The quantum of data generated, stalls the performance of traditional machine learning methods on a standstill, this paves way for complex neural networks to decode this data with their massive computation power allowing deep learning and reinforcement learning models to train these large neural networks. This makes deep learning an exciting field of study. How do you build deep leading neural networks? Here is a step by step guide-

1. Import data from Data Warehouse/ Data Lake/ Data Pipelines.

2. Identify which Deep Learning function will suit the model objectives.

3. Select your Deep Learning tools (framework).

4. Prepare for Training and Model Validation.

5. Deploy the Neural Network.

Import data from Data Warehouse/ Data Lake/ Data Pipelines

Start by importing and load the data. This data may sit on data warehouses, or data lakes or the modern data pipelines. Segregate this data into training and test in a ratio demanded as per project requirements, generally, in 60:40 or 70:30. For instance, have 200 images in the training set, and 50 images for test. Understand, for images, it will be width, height and dimensions defining the layers of the image, like a red layer, a blue layer, and a green layer (RGB) representing a unique colour for each combination of the image.

Identify which Deep Learning function will suit the model objectives

• Classification

First and most basic application of deep learning is classification. The process involves sorting images into different classes and grouping images based on common properties.

• Detection and Localization

Another deep learning task ideal for machine vision is called detection and localization. Using this function, you can identify features in an image and provide coordinates to determine its dimensions

• Segmentation

The third type of deep learning is segmentation; typically used to identify which pixels in an image belong to which corresponding objects to determine its relationship with respect to each other.

Select your Deep Learning tools (framework)

After you have identified the deep learning function, the next step is to choose the framework best suited to model requirements. Frameworks provide a choice of starter neural networks and tools for training and testing the network. Choose from the free, available OpenVino by Intel, TensorFlow by Google (offers large user base with good documentation and scalable production deployment and supports mobile deployment), Caffe2 by Facebook (is lightweight for efficient deployment and is one of the oldest frameworks, widely supported libraries for CNNs and computer vision).

Depending on the type of data for evaluation, an image repository appropriately labelled is required. You can find a pre-labelled dataset that matches your specific requirements available for purchase online. Consider high-fidelity synthetic training set packages offered by companies like Cvedia; backed by FLIR employing simulation technology and advanced computer vision theory to build training datasets, which are annotated and optimized for algorithm training.

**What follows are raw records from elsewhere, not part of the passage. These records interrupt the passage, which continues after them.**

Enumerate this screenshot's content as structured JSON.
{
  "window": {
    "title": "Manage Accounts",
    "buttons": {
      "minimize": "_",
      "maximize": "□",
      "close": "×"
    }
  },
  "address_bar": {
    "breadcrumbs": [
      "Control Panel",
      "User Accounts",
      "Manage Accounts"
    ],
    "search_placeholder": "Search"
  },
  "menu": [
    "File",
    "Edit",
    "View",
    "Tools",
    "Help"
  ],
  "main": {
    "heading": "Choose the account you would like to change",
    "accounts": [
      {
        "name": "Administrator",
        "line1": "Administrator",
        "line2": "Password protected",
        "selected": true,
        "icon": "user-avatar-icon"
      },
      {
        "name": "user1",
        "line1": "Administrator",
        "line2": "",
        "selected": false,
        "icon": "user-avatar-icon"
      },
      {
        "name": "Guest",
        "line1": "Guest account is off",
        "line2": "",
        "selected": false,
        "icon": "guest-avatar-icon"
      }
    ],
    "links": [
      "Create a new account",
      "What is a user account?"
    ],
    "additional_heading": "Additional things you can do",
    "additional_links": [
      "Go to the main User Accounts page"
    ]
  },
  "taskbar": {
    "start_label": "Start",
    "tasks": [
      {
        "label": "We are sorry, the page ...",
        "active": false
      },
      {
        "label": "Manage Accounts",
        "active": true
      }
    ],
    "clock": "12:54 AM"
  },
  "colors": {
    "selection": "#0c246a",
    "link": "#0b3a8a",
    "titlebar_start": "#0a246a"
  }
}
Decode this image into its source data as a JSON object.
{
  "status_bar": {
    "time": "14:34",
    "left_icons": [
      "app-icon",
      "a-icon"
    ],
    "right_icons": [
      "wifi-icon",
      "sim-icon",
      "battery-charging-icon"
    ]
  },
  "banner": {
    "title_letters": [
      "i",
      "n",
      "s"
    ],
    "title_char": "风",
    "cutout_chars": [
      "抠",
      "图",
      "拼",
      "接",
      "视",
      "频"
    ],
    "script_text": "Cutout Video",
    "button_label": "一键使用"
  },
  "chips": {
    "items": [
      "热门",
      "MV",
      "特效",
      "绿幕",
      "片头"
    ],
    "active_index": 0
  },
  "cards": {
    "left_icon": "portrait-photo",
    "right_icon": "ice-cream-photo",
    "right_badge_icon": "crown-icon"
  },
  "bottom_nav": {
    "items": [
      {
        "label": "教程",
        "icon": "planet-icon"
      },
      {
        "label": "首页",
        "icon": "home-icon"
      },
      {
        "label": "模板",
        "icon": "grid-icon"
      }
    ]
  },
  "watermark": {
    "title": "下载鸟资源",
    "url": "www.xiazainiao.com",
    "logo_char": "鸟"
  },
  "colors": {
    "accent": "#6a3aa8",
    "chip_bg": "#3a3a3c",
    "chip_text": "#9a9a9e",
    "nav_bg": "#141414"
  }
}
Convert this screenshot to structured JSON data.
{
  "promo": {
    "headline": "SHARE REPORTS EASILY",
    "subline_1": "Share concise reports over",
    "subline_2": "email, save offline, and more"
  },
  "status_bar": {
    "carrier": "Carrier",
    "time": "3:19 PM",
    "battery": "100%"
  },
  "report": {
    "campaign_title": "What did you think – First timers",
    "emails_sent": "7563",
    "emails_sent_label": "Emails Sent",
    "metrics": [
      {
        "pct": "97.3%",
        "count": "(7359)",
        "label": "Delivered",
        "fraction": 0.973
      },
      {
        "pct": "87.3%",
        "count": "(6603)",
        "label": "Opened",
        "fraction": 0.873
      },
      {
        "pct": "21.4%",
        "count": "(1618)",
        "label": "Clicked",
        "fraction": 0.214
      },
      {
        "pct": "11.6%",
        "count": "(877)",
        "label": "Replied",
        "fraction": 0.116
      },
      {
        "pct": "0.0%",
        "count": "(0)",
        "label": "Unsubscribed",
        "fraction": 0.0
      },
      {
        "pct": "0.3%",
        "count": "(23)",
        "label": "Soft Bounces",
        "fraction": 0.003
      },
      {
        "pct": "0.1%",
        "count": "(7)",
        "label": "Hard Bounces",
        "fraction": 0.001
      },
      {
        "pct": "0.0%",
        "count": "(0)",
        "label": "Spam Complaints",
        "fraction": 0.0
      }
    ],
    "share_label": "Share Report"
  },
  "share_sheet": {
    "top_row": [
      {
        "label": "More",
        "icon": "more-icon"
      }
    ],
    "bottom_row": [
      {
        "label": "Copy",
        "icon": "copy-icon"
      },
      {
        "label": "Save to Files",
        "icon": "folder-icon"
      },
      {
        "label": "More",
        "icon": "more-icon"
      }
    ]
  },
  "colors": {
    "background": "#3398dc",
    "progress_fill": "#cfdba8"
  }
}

Prepare for Training and Model Validation

To train, test, and validate the accuracy of the neural network model, it is a recommended best-practice to keep training and test data separate to ensure the test data for evaluation is not used during training.

Training and Model Validation process can be accelerated by taking advantage of transfer learning utilizing a pre-trained network and repurposing it for another task. Since many layers in a deep neural network are performing feature extraction, these layers do not need to be retrained to classify new objects. Transfer learning techniques can be applied to pre-trained networks as a starting point and which needs retraining only a few layers rather than training the entire network. Consider the free frameworks like Caffe2 and TensorFlow.

Deploy the Neural Network

Deployment of a trained neural network on the selected hardware for performance testing and revaluation forms the last step. Deep Learning models can be deployed either on the cloud or to a local machine, each offering its distinct advantages as listed below-

Benefits of cloud deployment-

• Saves hardware costs, and is quick to scale-up.

• Can be deployed to propagate changes in multiple locations.

• Offers higher latency due to the volume of data transfers between the local hardware and cloud.

Benefits of local machine deployment-

• Though it is expensive than cloud deployment, it is ideal for high-performance applications.

Can be customised as it is built with parts that are relevant to the application.